Dobbs cites a 2010 study by Jay Belsky and Kevin Beaver that looked at both parenting quality and genotype that support this interpretation. The self-control and self-regulation of children with none of the variants, and of girls, was indifferent to parenting style. But, the more variants of these genes that a boy had, the more their self-control varied with parenting style. Boys with lots of these variants and "good parents" had above average self-control, while boys with few of these variants and "bad parents" had below average self-control.

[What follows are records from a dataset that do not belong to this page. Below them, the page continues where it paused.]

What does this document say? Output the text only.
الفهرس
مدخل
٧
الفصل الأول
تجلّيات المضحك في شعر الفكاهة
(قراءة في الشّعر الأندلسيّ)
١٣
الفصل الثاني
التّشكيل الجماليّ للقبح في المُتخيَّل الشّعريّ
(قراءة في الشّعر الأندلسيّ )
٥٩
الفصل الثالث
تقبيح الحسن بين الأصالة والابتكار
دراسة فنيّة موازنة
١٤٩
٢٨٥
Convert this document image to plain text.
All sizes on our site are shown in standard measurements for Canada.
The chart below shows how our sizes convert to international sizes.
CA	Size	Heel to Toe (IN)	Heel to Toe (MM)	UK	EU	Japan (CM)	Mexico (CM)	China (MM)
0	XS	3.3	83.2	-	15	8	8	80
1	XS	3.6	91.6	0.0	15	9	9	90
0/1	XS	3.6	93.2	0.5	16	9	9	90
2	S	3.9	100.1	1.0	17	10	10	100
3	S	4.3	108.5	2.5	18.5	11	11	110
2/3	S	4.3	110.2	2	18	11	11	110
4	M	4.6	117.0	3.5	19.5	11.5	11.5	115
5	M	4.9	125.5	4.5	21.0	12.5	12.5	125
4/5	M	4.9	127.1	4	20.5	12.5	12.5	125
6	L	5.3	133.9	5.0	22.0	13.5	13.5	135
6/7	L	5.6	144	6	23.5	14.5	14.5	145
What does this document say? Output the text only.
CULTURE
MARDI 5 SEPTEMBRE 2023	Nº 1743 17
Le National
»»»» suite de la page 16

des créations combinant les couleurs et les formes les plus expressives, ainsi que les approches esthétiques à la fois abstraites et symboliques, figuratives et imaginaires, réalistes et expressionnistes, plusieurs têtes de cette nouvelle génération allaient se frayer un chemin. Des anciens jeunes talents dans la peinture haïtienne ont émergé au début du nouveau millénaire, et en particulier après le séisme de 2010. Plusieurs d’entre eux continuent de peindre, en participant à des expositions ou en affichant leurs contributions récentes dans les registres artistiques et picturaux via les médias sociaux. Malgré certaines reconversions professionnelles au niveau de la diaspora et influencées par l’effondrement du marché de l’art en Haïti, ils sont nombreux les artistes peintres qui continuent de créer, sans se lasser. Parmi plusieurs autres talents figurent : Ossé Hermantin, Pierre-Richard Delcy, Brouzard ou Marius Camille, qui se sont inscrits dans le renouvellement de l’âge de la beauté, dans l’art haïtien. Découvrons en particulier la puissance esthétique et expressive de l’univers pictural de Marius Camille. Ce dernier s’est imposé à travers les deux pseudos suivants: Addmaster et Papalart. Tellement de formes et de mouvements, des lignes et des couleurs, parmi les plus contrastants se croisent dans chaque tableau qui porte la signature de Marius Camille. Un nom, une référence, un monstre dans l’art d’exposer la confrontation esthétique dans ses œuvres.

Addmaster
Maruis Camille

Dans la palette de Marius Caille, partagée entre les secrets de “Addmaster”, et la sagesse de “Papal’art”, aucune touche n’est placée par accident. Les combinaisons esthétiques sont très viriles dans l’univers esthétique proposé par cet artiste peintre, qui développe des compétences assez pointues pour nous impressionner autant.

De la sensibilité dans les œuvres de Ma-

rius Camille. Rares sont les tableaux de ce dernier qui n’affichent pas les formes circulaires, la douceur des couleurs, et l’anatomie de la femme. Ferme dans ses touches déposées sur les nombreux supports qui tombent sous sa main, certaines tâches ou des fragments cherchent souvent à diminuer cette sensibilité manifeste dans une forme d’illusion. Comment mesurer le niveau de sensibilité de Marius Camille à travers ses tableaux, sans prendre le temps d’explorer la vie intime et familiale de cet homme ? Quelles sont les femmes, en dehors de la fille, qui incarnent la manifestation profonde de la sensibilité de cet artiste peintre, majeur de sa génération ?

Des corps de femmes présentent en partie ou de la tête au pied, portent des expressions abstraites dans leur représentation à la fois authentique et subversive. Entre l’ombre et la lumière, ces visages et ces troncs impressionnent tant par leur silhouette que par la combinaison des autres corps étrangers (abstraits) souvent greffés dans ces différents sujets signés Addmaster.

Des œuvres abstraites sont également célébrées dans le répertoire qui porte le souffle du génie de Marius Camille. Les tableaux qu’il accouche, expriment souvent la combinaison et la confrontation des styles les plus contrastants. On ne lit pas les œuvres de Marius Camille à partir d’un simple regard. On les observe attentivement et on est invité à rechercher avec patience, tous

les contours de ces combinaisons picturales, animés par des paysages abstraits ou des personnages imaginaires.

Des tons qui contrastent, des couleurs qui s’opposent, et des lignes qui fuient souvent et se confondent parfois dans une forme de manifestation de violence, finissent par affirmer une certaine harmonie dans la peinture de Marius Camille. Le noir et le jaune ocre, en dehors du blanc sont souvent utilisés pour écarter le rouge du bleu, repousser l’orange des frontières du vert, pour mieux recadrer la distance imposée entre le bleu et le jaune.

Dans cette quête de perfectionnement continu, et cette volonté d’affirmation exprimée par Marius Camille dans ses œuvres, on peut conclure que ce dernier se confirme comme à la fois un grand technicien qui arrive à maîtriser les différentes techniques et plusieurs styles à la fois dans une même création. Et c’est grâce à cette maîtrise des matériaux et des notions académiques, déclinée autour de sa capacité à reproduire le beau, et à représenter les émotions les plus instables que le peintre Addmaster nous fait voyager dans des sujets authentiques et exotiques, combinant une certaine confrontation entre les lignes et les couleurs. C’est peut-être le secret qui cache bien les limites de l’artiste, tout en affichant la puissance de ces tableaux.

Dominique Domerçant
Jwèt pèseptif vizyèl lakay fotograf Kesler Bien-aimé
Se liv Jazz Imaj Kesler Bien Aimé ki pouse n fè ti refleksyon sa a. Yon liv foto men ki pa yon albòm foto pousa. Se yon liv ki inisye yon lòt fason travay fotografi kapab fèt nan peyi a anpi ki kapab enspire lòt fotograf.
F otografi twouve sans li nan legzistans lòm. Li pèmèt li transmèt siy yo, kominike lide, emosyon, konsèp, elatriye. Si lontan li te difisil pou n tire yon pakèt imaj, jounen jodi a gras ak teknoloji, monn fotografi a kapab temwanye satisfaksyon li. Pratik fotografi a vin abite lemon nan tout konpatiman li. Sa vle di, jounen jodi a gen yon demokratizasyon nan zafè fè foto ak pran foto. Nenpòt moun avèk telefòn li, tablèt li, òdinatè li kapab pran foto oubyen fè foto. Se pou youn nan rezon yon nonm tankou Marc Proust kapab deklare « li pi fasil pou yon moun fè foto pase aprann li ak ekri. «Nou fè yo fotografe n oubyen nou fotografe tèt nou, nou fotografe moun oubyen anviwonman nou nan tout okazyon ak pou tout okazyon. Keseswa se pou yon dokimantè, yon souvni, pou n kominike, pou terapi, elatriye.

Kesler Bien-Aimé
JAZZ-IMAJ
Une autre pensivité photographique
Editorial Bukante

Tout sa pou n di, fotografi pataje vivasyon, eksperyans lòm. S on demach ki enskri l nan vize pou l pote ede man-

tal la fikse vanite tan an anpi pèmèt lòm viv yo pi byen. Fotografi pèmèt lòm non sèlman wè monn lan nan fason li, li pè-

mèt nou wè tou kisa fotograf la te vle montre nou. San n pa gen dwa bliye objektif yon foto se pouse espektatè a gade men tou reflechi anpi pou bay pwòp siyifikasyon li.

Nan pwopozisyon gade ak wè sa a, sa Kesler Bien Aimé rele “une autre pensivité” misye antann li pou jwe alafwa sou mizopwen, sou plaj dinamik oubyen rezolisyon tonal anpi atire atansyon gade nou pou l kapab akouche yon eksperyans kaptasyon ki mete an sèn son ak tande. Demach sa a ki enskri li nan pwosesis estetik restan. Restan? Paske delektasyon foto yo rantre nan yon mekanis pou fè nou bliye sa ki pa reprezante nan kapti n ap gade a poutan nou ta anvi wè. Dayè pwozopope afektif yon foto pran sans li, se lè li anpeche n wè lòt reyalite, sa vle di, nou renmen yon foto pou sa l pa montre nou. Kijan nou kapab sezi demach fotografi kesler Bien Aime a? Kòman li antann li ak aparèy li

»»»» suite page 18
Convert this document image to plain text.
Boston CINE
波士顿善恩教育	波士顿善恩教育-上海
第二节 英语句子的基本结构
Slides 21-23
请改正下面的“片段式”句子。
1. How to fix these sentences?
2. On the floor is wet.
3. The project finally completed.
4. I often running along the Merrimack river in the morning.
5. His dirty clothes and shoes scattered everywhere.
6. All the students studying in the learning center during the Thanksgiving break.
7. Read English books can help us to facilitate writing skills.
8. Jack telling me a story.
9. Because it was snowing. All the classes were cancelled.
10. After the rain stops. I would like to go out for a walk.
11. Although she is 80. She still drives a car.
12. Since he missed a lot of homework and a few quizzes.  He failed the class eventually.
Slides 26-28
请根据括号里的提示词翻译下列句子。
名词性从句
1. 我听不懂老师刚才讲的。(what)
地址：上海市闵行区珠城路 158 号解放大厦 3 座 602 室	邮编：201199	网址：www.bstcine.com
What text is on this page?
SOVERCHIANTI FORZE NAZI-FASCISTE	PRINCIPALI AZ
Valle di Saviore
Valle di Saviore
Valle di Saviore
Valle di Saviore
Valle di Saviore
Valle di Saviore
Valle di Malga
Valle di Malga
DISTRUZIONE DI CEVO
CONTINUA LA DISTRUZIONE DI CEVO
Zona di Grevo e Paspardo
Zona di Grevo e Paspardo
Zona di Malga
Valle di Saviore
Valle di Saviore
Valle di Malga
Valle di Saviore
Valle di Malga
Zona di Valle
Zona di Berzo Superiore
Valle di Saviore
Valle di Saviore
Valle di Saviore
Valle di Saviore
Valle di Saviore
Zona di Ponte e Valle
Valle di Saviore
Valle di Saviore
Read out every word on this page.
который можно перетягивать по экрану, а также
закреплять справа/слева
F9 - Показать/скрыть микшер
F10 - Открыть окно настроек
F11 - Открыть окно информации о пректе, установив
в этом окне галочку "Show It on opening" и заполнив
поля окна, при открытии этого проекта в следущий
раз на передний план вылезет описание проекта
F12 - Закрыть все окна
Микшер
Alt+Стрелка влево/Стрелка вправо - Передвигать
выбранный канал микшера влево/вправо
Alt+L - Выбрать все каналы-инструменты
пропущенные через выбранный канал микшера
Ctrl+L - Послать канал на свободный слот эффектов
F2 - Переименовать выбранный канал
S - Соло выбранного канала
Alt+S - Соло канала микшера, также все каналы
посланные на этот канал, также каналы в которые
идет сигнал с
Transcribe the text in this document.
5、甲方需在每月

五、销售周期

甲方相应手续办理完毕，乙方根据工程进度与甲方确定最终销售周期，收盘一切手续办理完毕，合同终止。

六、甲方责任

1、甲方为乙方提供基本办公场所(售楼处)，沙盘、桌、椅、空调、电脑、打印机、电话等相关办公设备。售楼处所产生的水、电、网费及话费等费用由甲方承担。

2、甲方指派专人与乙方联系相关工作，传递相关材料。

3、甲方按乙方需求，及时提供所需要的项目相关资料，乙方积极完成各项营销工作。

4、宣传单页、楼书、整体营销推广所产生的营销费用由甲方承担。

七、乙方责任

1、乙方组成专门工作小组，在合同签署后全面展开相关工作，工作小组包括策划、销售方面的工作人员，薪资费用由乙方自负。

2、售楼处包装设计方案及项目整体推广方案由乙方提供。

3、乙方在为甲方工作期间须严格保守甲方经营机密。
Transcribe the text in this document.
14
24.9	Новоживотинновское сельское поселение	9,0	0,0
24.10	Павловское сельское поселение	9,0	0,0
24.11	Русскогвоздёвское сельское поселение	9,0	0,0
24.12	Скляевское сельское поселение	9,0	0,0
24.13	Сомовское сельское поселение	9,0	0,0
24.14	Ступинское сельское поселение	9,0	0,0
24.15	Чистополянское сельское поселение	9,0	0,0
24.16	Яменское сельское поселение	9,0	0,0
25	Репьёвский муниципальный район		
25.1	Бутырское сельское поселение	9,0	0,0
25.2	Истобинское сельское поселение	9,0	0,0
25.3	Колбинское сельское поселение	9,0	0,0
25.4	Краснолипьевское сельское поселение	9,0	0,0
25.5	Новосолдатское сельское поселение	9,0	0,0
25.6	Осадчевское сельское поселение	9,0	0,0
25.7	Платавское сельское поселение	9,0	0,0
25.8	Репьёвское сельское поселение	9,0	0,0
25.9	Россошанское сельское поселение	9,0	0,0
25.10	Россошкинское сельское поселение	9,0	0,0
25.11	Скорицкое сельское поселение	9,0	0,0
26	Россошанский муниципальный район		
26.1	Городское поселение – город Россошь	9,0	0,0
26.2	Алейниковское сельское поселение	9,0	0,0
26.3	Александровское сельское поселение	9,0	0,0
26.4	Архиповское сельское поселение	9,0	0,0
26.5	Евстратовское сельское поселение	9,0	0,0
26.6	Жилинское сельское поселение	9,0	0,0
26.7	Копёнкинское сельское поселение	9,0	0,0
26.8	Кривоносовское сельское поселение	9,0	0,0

The case that these genes have some positive function is supported by indications that they have been fitness enhancing targets of natural selection in humans:

These variants, Belsky and others note, appear to have emerged and then rapidly expanded through humankind over the last 50,000 to 100,000 years. Of the leading orchid-gene variants — the short SERT, the 7R DRD4, the more plastic version of the MAOA gene — none existed in humans 80,000 years ago. But since emerging through mutation (or, possibly, through interbreeding with other hominids), they have spread into 20 to 35% of the population.

“That’s not random drift,” says evolutionary anthropologist John Hawks. “They’re being selected for.”


Of course, it doesn't necessarily follow that just because genes were fitness enhancing in the Upper Paleolithic era that they are fitness enhancing in a modern technological 21st century society.

This research also suggests candidates for genes that might influence personality more generally, and just how subtle those genetic connections might be when environment also has to be factored into consideration. Many personality models treat self-control or something like it as a simple personality trait caused by genes, but in an Orchid Children Hypothesis, an effort to link the genes that actually seem to be involved with the self-control personality type will not see a genetic association, even though there is a complex but important one that appears to be involved.

A sensitivity model also doesn't just come into play in the personality trait of self-control. For example, one of the genetic traits hypothesized to be linked to pre-disposition to alcoholism basically comes down to a physiological trait that influences how easily you get drunk. Easy drunks are not prone to be alcoholics, because they can get a buzz with just a little alcohol and the effect is so strong that they tend to avoid it. People who hold their liquor too well, in contrast, need to drink large amounts to get a buzz and are prone to get into the habit of regular heavy drinking as a result.

The practical implications of Orchid v. Dandelion genes in children as genotyping grows ever less expensive are quite straightforward for parents. Parents with dandelion kids can rest easy knowing that their own parenting mistakes won't have as much of an impact on their children's development. Parents with boys who are orchid children, in contrast, would be under immense pressure to consider what kind of parenting practices they employ. The Freudian psychology instinct to look at childhood experience and parenting as a source of adult behavior may simultaneously be wrong and right. For most people the connection may be almost entirely absent, but for a minority, the connection may be profound.